We have been working to identify a random representative sample of ECE centres, kura, and schools from around the country from which we will invite affected employees to participate in a pay equity interview. This sample selects for a range of school and ECE centre demographic factors including roll size, decile, equity index, and location. A separate random representative sample of affected Early Intervention Teachers from Te Mahau has also been identified. These workforce interviews will help paint a picture of the work kaiako | teachers do, including their skills, responsibilities, experience, working conditions and degrees of effort. The interviews will be undertaken by a Ministry analyst working with a union representative. 

The Ministry’s Pay Equity team will soon start calling owners and leaders from selected ECE centres, kura, and schools to invite them to participate. They will also talk through the interview process, what is expected, how it contributes to the pay equity investigation and make it clear that participation is voluntary. Following this initial call, an interview brief will be sent to confirmed interviewees to inform them of the process and purpose of this mahi and help them to prepare for the interviews.  

While these interviews are randomly selected, all affected employees will have the opportunity to provide feedback to the findings at a later date. 

Notifying affected employees

Employees working for an employer named in the claim who perform work that is the same as, or substantially similar to, the work to which the claim relates, are automatically covered by the claim.

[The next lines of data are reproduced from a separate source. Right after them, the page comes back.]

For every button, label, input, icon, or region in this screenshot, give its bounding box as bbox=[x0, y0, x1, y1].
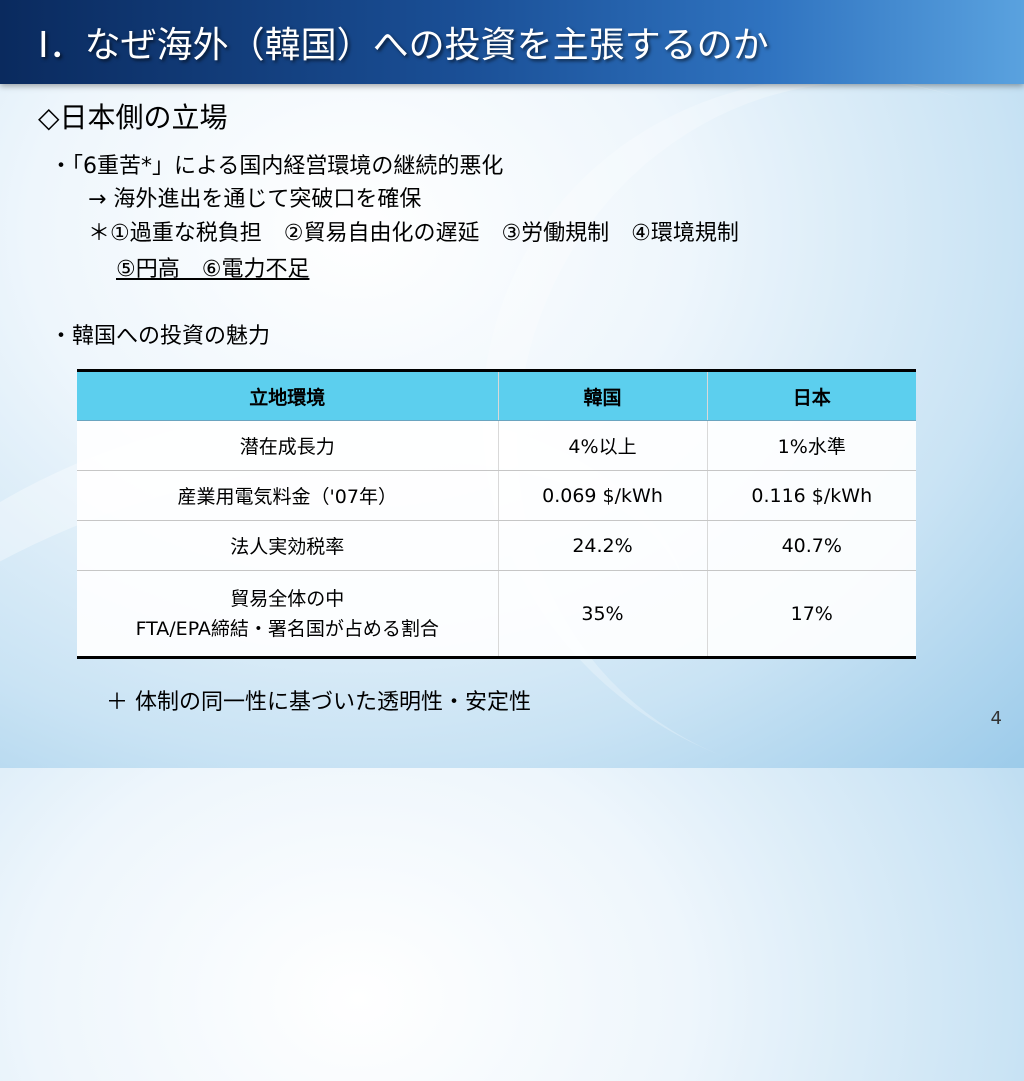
japan-value: 0.116 $/kWh bbox=[706, 470, 916, 521]
plus-line: ＋ 体制の同一性に基づいた透明性・安定性 bbox=[106, 690, 531, 715]
header-location: 立地環境 bbox=[77, 369, 498, 421]
table-header-row: 立地環境 韓国 日本 bbox=[77, 369, 916, 421]
table-row: 法人実効税率 24.2% 40.7% bbox=[77, 520, 916, 571]
title-bar: Ⅰ．なぜ海外（韓国）への投資を主張するのか bbox=[0, 0, 1024, 84]
row-label: 産業用電気料金（'07年） bbox=[77, 470, 498, 521]
korea-value: 24.2% bbox=[497, 520, 707, 571]
korea-value: 35% bbox=[497, 570, 707, 659]
korea-value: 0.069 $/kWh bbox=[497, 470, 707, 521]
korea-value: 4%以上 bbox=[497, 420, 707, 471]
row-label: 貿易全体の中 FTA/EPA締結・署名国が占める割合 bbox=[77, 570, 498, 659]
header-korea: 韓国 bbox=[497, 369, 707, 421]
arrow-line: → 海外進出を通じて突破口を確保 bbox=[88, 187, 422, 212]
row-label: 法人実効税率 bbox=[77, 520, 498, 571]
japan-value: 1%水準 bbox=[706, 420, 916, 471]
table-row: 貿易全体の中 FTA/EPA締結・署名国が占める割合 35% 17% bbox=[77, 570, 916, 659]
section-heading: ◇日本側の立場 bbox=[38, 101, 228, 134]
bullet-korea-appeal: ・韓国への投資の魅力 bbox=[50, 324, 271, 349]
row-label-line-2: FTA/EPA締結・署名国が占める割合 bbox=[135, 617, 439, 640]
table-row: 産業用電気料金（'07年） 0.069 $/kWh 0.116 $/kWh bbox=[77, 470, 916, 521]
header-japan: 日本 bbox=[706, 369, 916, 421]
slide-title: Ⅰ．なぜ海外（韓国）への投資を主張するのか bbox=[38, 25, 769, 66]
footnote-line-2: ⑤円高 ⑥電力不足 bbox=[116, 257, 310, 282]
japan-value: 40.7% bbox=[706, 520, 916, 571]
page-number: 4 bbox=[990, 708, 1002, 729]
comparison-table: 立地環境 韓国 日本 潜在成長力 4%以上 1%水準 産業用電気料金（'07年）… bbox=[77, 369, 916, 659]
footnote-line-1: ＊①過重な税負担 ②貿易自由化の遅延 ③労働規制 ④環境規制 bbox=[88, 221, 739, 246]
row-label-line-1: 貿易全体の中 bbox=[230, 587, 345, 610]
table-row: 潜在成長力 4%以上 1%水準 bbox=[77, 420, 916, 471]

These people are called “affected employees”.  

This claim was deemed to be ‘arguable’ in July 2021. Arguability looks at whether the work is, or was, performed predominantly by female employees, and if it is arguable that the work is currently, or was historically, undervalued.  

Deciding that a claim is arguable does not mean the employer agrees that there is a pay equity issue or that there will be a pay correction at the end of the process.  

A Ministry of Education notification letter and factsheet about the claim was sent to all affected kura, school and Ministry of Education employees, and those employed by Free Kindergarten Associations, in August 2021. Named ECE employers were also provided with a factsheet about this process by the Ministry and are obliged by section 13Z (for existing employees) and section 13ZA (for new employees) of the Equal Pay Act to notify their affected employees of the claim.   

Until the claim is settled, any new employees who start a role covered by the claim must receive a notification letter to advise them that they are covered. If you are an ECE employer named in the claim, you can request to be sent a template by emailing teachers.payequity@education.govt.nz 

How we got here

Timeline outlining key dates of the Teachers' Pay Equity Claim

Timeline of the Teachers' Pay Equity Claim to date.

Information for employers

Over 500 private employers and community-based centres or services have been named in this claim, so the scale and complexity of the claim is quite large. In 2021, we ran local and online information sessions throughout the country to inform people of the process. You can view one of the virtual sessions in the video below.

Named employers can opt out of the multi-employer aspects of the pay equity claim process at any stage before settlement if they have genuine reasons based on reasonable grounds to do so. They must then continue to work with the union on their own to investigate the claim. They cannot opt out of the claim 

Any employer that opts out of the multi-employer aspects of the claim must notify all other parties involved in the claim of their decision to opt out.